Na sua recente visita ao Reino Unido, ainda antes de o “Air Force One” ter pousado em terras de sua majestade, já Donald Trump tinha espremido para as redes sociais o essencial do seu pensamento dizendo que, na sua opinião, os ingleses deveriam ter iniciado a sua negociação de saída da UE como um conflito, processando o parceiro de tantas décadas e gerindo o litígio para pagar uma indemnização menor ou nenhuma. É este o mantra do Presidente americano. Já não o velho “dividir para reinar”, mas o mais pragmático “dividir para cobrar”. Quanto ao negociar de forma lisa, transparente e a benefício de todos, é um caminho que caiu em desuso na Casa Branca.
A velha e frágil ordem global colapsou com o ímpeto americano e o interesse de muitos outros jogadores, e está em curso um processo caótico de reconfiguração em que o multilateralismo dos conflitos parece obedecer a um novo choque de titãs, agora não entre os Estados Unidos da América (EUA) e a sumida União das Repúblicas Socialistas Soviéticas, mas entre os EUA e a China.
Embora os principais protagonistas do choque geoestratégico sejam os EUA e a China, neste momento sob a forma de uma guerra comercial aos solavancos e de uma guerra tecnológica subjacente, tal como na Guerra Fria do século passado, grande parte do combate será realizado por atores menores aliados de cada bloco.
Para a União Europeia, este cenário geoestratégico é profundamente desafiante. Pelos valores e pela história, não pode hesitar em manter fortes alianças com os Estados Unidos da América, mas, pela instabilidade da sua liderança, não pode aceitar ser um ator menor ou mero executante dos devaneios do Tio Sam. Manter um relacionamento aberto e forte com a China e desenvolver as suas raízes multilaterais é um contributo importante da UE para o equilíbrio global e para a sua própria afirmação enquanto maior mercado do mundo e importante potência geopolítica.
Quando recentemente foi galardoado com o Prémio Carlos Magno em Aachen, o secretário-geral das Nações Unidas, António Guterres, apelou a uma Europa “forte e unida” pela responsabilidade acrescida de ser “pioneira, mas também um posto avançado do multilateralismo e do primado do direito”.
Sem menosprezar a força e a capacidade de soft power da UE, sobretudo se se mantiver unida na defesa dos seus interesses comuns, dificilmente ela pode aspirar a ser o terceiro protagonista, ao nível dos EUA e da China.
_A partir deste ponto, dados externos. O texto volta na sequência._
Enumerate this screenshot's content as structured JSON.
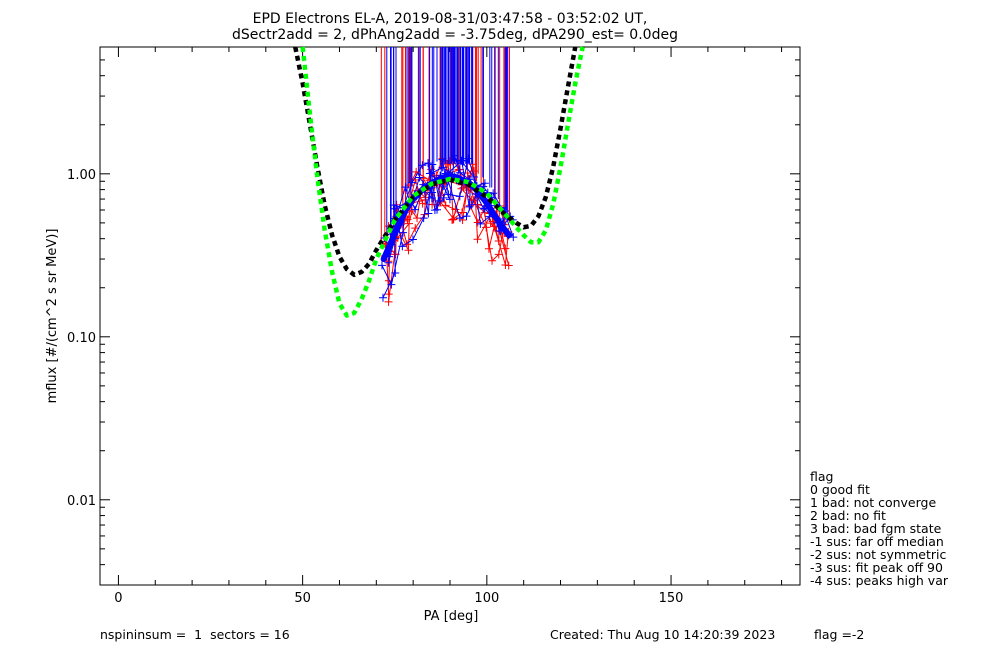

Pode, no entanto, desempenhar um outro papel para que está vocacionada e que tem todos os instrumentos para praticar. Pode e deve ser o árbitro da reconfiguração, inspirando-a com os seus valores humanistas e de salvaguarda da sustentabilidade do planeta, no quadro da transição energética e digital.
Ser árbitro, sobretudo de grandes duelos, nunca foi tarefa fácil. O desafio europeu é conseguir que os povos do mundo se sintam reconfortados pela sua ação de articulação multilateral e proclamem com convicção “viva o árbitro”, ciente de que mesmo um eventual “fora o árbitro”, que pode sempre acontecer, é melhor do que permanecer na bancada a assistir à erosão da boa convivência global e do seu peso político, económico e social no mundo.